Consider the following reaction-
\[C{{r}_{2}}O_{7}^{2-}+14{{H}^{+}}+6{{e}^{-}}\to 2C{{r}^{3+}}+7{{H}_{2}}O\]
What is the quantity of electricity in coulombs needed to reduce 1 mole of $C{{r}_{2}}O_{7}^{2-}$?
A. $579000C$
B. $679000C$
C. $879000C$
D. $979000C$

Answer 1

Hint: Think about the oxidation numbers of chromium on the reactants side as well as the products side. Consider the conversion between Faradays and Coulombs and how they are related to the number of moles of electrons involved in the reaction.

Complete step by step solution:
Before moving onto the solution, let us first check the oxidation number of chromium when it is on the reactants side as well as the products side. From this, we will be able to figure out the number of moles of electrons that are involved in this reaction.
When chromium is on the reactants side of the reaction and bonded with oxygen, we know that the fixed oxidation number of oxygen is -2 and the net charge on the ion is -2. So, we can say that the oxidation state of each chromium atom is +6. On the products side, we can see clearly that it is +3. Thus, we have verified that chromium has been reduced and there are 6 moles of electrons involved in this reaction. Now, we know that the amount of electricity required to reduce 1 mole of $C{{r}_{2}}O_{7}^{2-}$ will be equivalent to the amount of charge present on the six moles of electrons.
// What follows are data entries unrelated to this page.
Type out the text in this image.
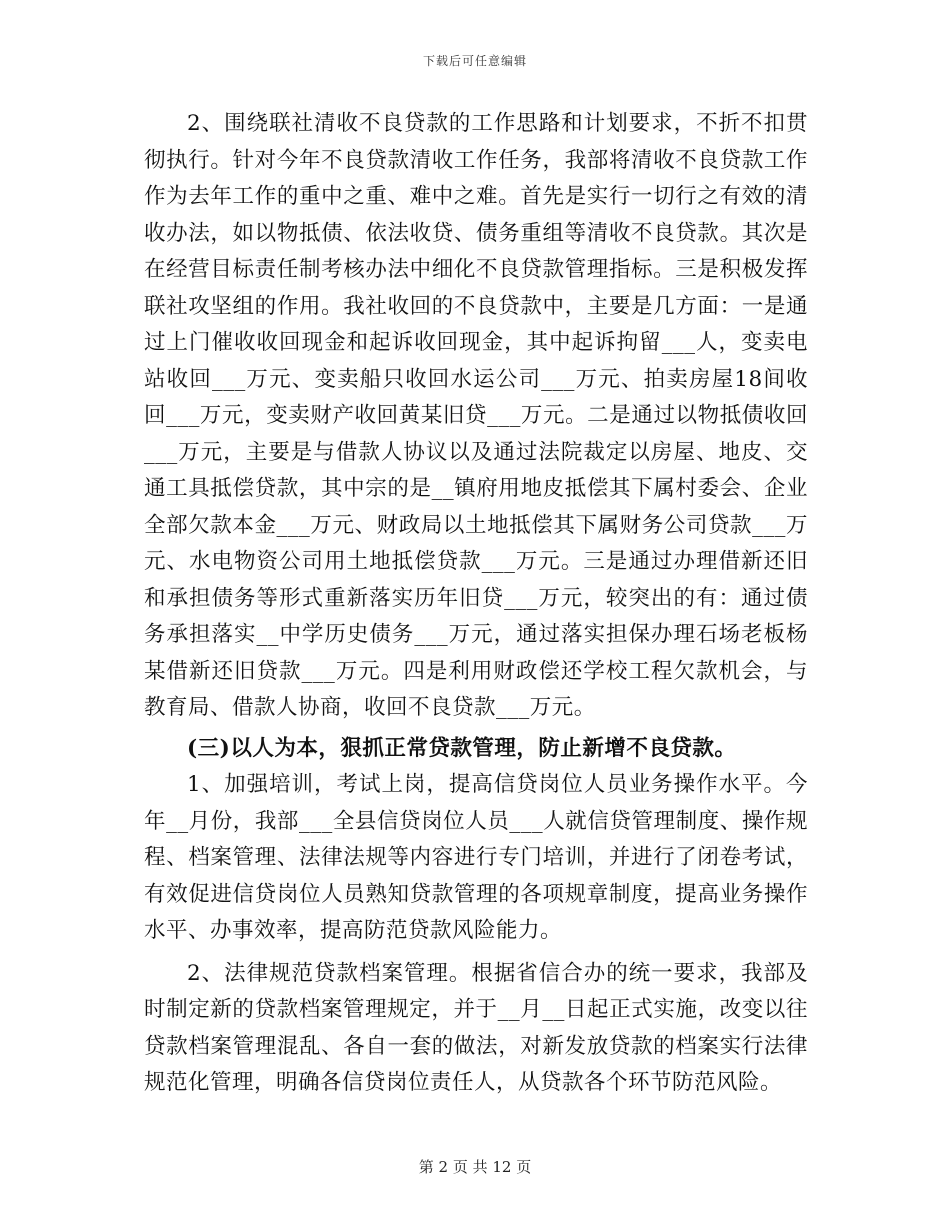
下载后可任意编辑

2、围绕联社清收不良贷款的工作思路和计划要求，不折不扣贯彻执行。针对今年不良贷款清收工作任务，我部将清收不良贷款工作作为去年工作的重中之重、难中之难。首先是实行一切行之有效的清收办法，如以物抵债、依法收贷、债务重组等清收不良贷款。其次是在经营目标责任制考核办法中细化不良贷款管理指标。三是积极发挥联社攻坚组的作用。我社收回的不良贷款中，主要是几方面：一是通过上门催收收回现金和起诉收回现金，其中起诉拘留___人，变卖电站收回___万元、变卖船只收回水运公司___万元、拍卖房屋18间收回___万元，变卖财产收回黄某旧贷___万元。二是通过以物抵债收回___万元，主要是与借款人协议以及通过法院裁定以房屋、地皮、交通工具抵偿贷款，其中宗的是__镇府用地皮抵偿其下属村委会、企业全部欠款本金___万元、财政局以土地抵偿其下属财务公司贷款___万元、水电物资公司用土地抵偿贷款___万元。三是通过办理借新还旧和承担债务等形式重新落实历年旧贷___万元，较突出的有：通过债务承担落实__中学历史债务___万元，通过落实担保办理石场老板杨某借新还旧贷款___万元。四是利用财政偿还学校工程欠款机会，与教育局、借款人协商，收回不良贷款___万元。

(三)以人为本，狠抓正常贷款管理，防止新增不良贷款。

1、加强培训，考试上岗，提高信贷岗位人员业务操作水平。今年__月份，我部___全县信贷岗位人员___人就信贷管理制度、操作规程、档案管理、法律法规等内容进行专门培训，并进行了闭卷考试，有效促进信贷岗位人员熟知贷款管理的各项规章制度，提高业务操作水平、办事效率，提高防范贷款风险能力。

2、法律规范贷款档案管理。根据省信合办的统一要求，我部及时制定新的贷款档案管理规定，并于__月__日起正式实施，改变以往贷款档案管理混乱、各自一套的做法，对新发放贷款的档案实行法律规范化管理，明确各信贷岗位责任人，从贷款各个环节防范风险。

第 2 页 共 12 页
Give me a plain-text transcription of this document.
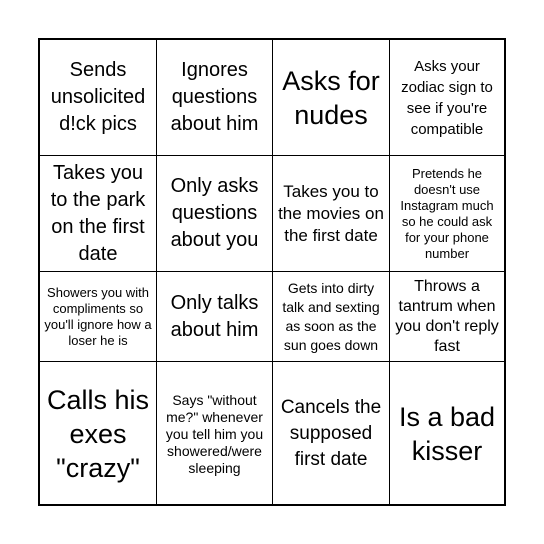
Sends unsolicited d!ck pics
Ignores questions about him
Asks for nudes
Asks your zodiac sign to see if you're compatible
Takes you to the park on the first date
Only asks questions about you
Takes you to the movies on the first date
Pretends he doesn't use Instagram much so he could ask for your phone number
Showers you with compliments so you'll ignore how a loser he is
Only talks about him
Gets into dirty talk and sexting as soon as the sun goes down
Throws a tantrum when you don't reply fast
Calls his exes "crazy"
Says "without me?" whenever you tell him you showered/were sleeping
Cancels the supposed first date
Is a bad kisser
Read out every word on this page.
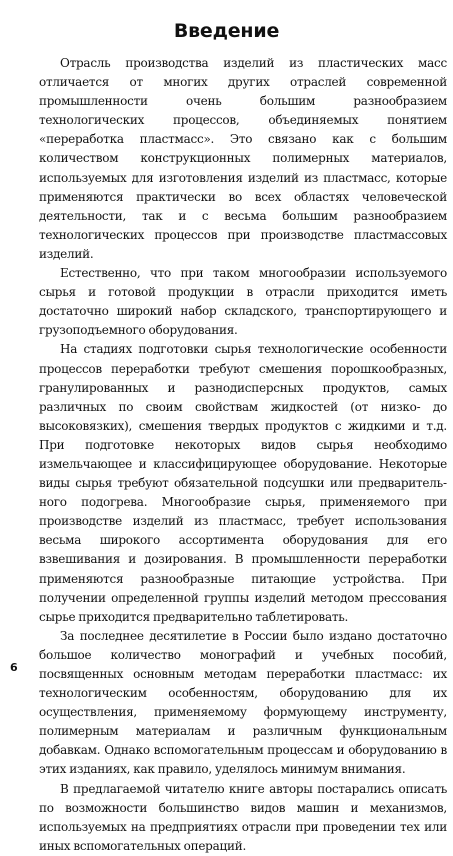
Введение

Отрасль производства изделий из пластических масс отличается от многих других отраслей современной промышленности очень большим разнообразием технологических процессов, объединяемых понятием «переработка пластмасс». Это связано как с большим количеством конструкционных полимерных материалов, используемых для изготовления изделий из пластмасс, которые применяются практически во всех областях человеческой деятельности, так и с весьма большим разнообразием технологических процессов при производстве пластмассовых изделий.

Естественно, что при таком многообразии используемого сырья и готовой продукции в отрасли приходится иметь достаточно широкий набор складского, транспортирующего и грузоподъемного оборудования.

На стадиях подготовки сырья технологические особенности процессов переработки требуют смешения порошкообразных, гранулированных и разнодисперсных продуктов, самых различных по своим свойствам жидкостей (от низко- до высоковязких), смешения твердых продуктов с жидкими и т.д. При подготовке некоторых видов сырья необходимо измельчающее и классифицирующее оборудование. Некоторые виды сырья требуют обязательной подсушки или предварительного подогрева. Многообразие сырья, применяемого при производстве изделий из пластмасс, требует использования весьма широкого ассортимента оборудования для его взвешивания и дозирования. В промышленности переработки применяются разнообразные питающие устройства. При получении определенной группы изделий методом прессования сырье приходится предварительно таблетировать.

За последнее десятилетие в России было издано достаточно большое количество монографий и учебных пособий, посвященных основным методам переработки пластмасс: их технологическим особенностям, оборудованию для их осуществления, применяемому формующему инструменту, полимерным материалам и различным функциональным добавкам. Однако вспомогательным процессам и оборудованию в этих изданиях, как правило, уделялось минимум внимания.

В предлагаемой читателю книге авторы постарались описать по возможности большинство видов машин и механизмов, используемых на предприятиях отрасли при проведении тех или иных вспомогательных операций.

6
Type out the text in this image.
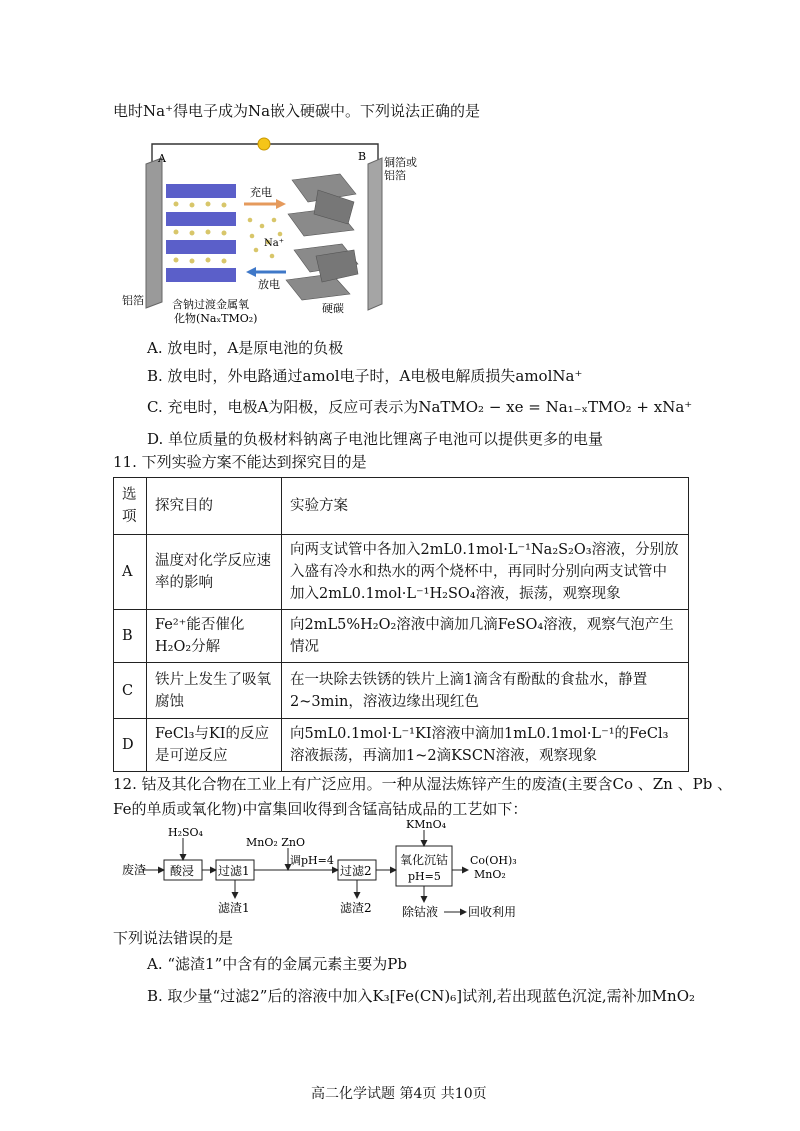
电时Na⁺得电子成为Na嵌入硬碳中。下列说法正确的是
A	B 铜箔或
铝箔
充电
Na⁺
放电
铝箔	含钠过渡金属氧
化物(NaₓTMO₂)
硬碳
A. 放电时，A是原电池的负极
B. 放电时，外电路通过amol电子时，A电极电解质损失amolNa⁺
C. 充电时，电极A为阳极，反应可表示为NaTMO₂ − xe = Na₁₋ₓTMO₂ + xNa⁺
D. 单位质量的负极材料钠离子电池比锂离子电池可以提供更多的电量
11. 下列实验方案不能达到探究目的是
选项	探究目的	实验方案
A	温度对化学反应速率的影响	向两支试管中各加入2mL0.1mol·L⁻¹Na₂S₂O₃溶液，分别放入盛有冷水和热水的两个烧杯中，再同时分别向两支试管中加入2mL0.1mol·L⁻¹H₂SO₄溶液，振荡，观察现象
B	Fe²⁺能否催化H₂O₂分解	向2mL5%H₂O₂溶液中滴加几滴FeSO₄溶液，观察气泡产生情况
C	铁片上发生了吸氧腐蚀	在一块除去铁锈的铁片上滴1滴含有酚酞的食盐水，静置2~3min，溶液边缘出现红色
D	FeCl₃与KI的反应是可逆反应	向5mL0.1mol·L⁻¹KI溶液中滴加1mL0.1mol·L⁻¹的FeCl₃溶液振荡，再滴加1~2滴KSCN溶液，观察现象
12. 钴及其化合物在工业上有广泛应用。一种从湿法炼锌产生的废渣(主要含Co 、Zn 、Pb 、
Fe的单质或氧化物)中富集回收得到含锰高钴成品的工艺如下：
废渣
H₂SO₄
酸浸 过滤1
滤渣1
MnO₂ ZnO
调pH=4
过滤2
滤渣2
KMnO₄
氧化沉钴
pH=5
Co(OH)₃
MnO₂
除钴液 回收利用
下列说法错误的是
A. “滤渣1”中含有的金属元素主要为Pb
B. 取少量“过滤2”后的溶液中加入K₃[Fe(CN)₆]试剂,若出现蓝色沉淀,需补加MnO₂
高二化学试题 第4页 共10页
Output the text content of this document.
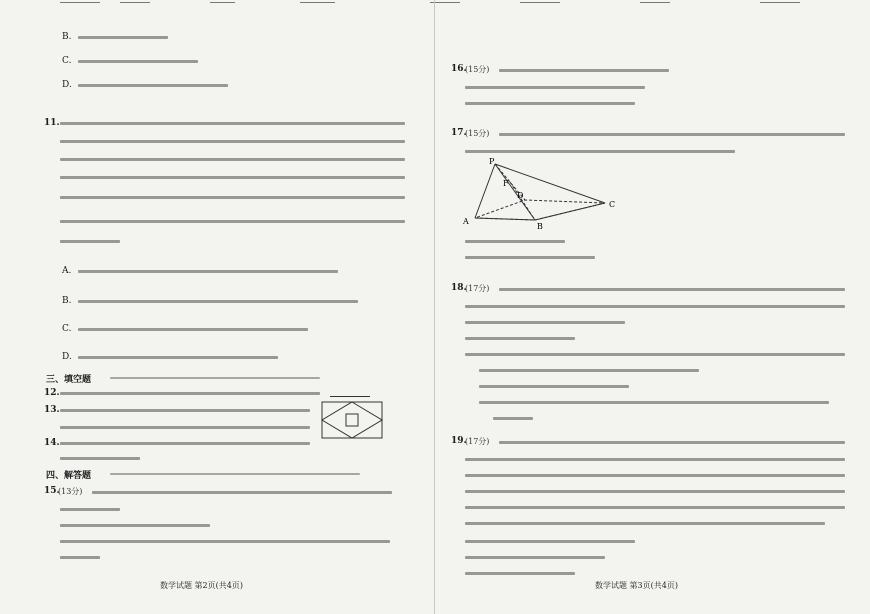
B.
C.
D.
11.
A.
B.
C.
D.
三、填空题
12.
13.
14.
四、解答题
15.
(13分)
数学试题 第2页(共4页)
16.
(15分)
17.
(15分)
P
A
B
C
D
F
18.
(17分)
19.
(17分)
数学试题 第3页(共4页)
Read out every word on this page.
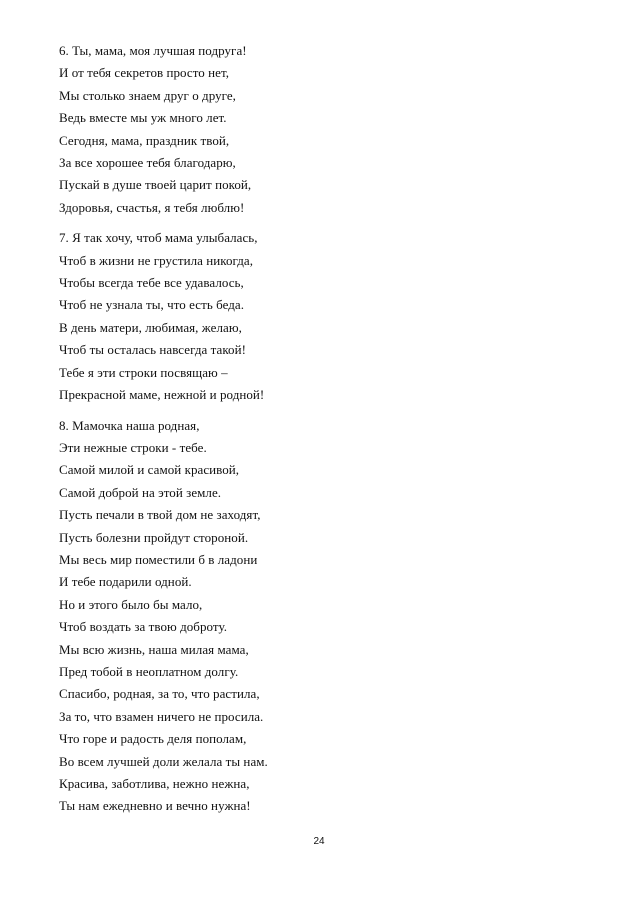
6. Ты, мама, моя лучшая подруга!
И от тебя секретов просто нет,
Мы столько знаем друг о друге,
Ведь вместе мы уж много лет.
Сегодня, мама, праздник твой,
За все хорошее тебя благодарю,
Пускай в душе твоей царит покой,
Здоровья, счастья, я тебя люблю!
7. Я так хочу, чтоб мама улыбалась,
Чтоб в жизни не грустила никогда,
Чтобы всегда тебе все удавалось,
Чтоб не узнала ты, что есть беда.
В день матери, любимая, желаю,
Чтоб ты осталась навсегда такой!
Тебе я эти строки посвящаю –
Прекрасной маме, нежной и родной!
8. Мамочка наша родная,
Эти нежные строки - тебе.
Самой милой и самой красивой,
Самой доброй на этой земле.
Пусть печали в твой дом не заходят,
Пусть болезни пройдут стороной.
Мы весь мир поместили б в ладони
И тебе подарили одной.
Но и этого было бы мало,
Чтоб воздать за твою доброту.
Мы всю жизнь, наша милая мама,
Пред тобой в неоплатном долгу.
Спасибо, родная, за то, что растила,
За то, что взамен ничего не просила.
Что горе и радость деля пополам,
Во всем лучшей доли желала ты нам.
Красива, заботлива, нежно нежна,
Ты нам ежедневно и вечно нужна!
24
Faraday’s laws of electrolysis state that the amount of charge present on 1 mole of electrons is equal to 1 faraday, which is equal to $96500C$. Now to calculate the amount of electricity of charge required, we will multiply this value of a faraday by the number of moles of electrons involved in the reaction.
\[\begin{align}
& \text{electricity required}=6\times 1F \\
& \text{electricity required}=6\times 96500C \\
& \text{electricity required}=579000C \\
\end{align}\]

Hence, the correct answer to this question is ‘A. $579000C$’

Note: Remember that here, electricity and charge are equivalent terminologies. Electrons are the entities that make electricity flow and the charge present on these electrons give them their electrical properties. Hence, we can interchange the terms here.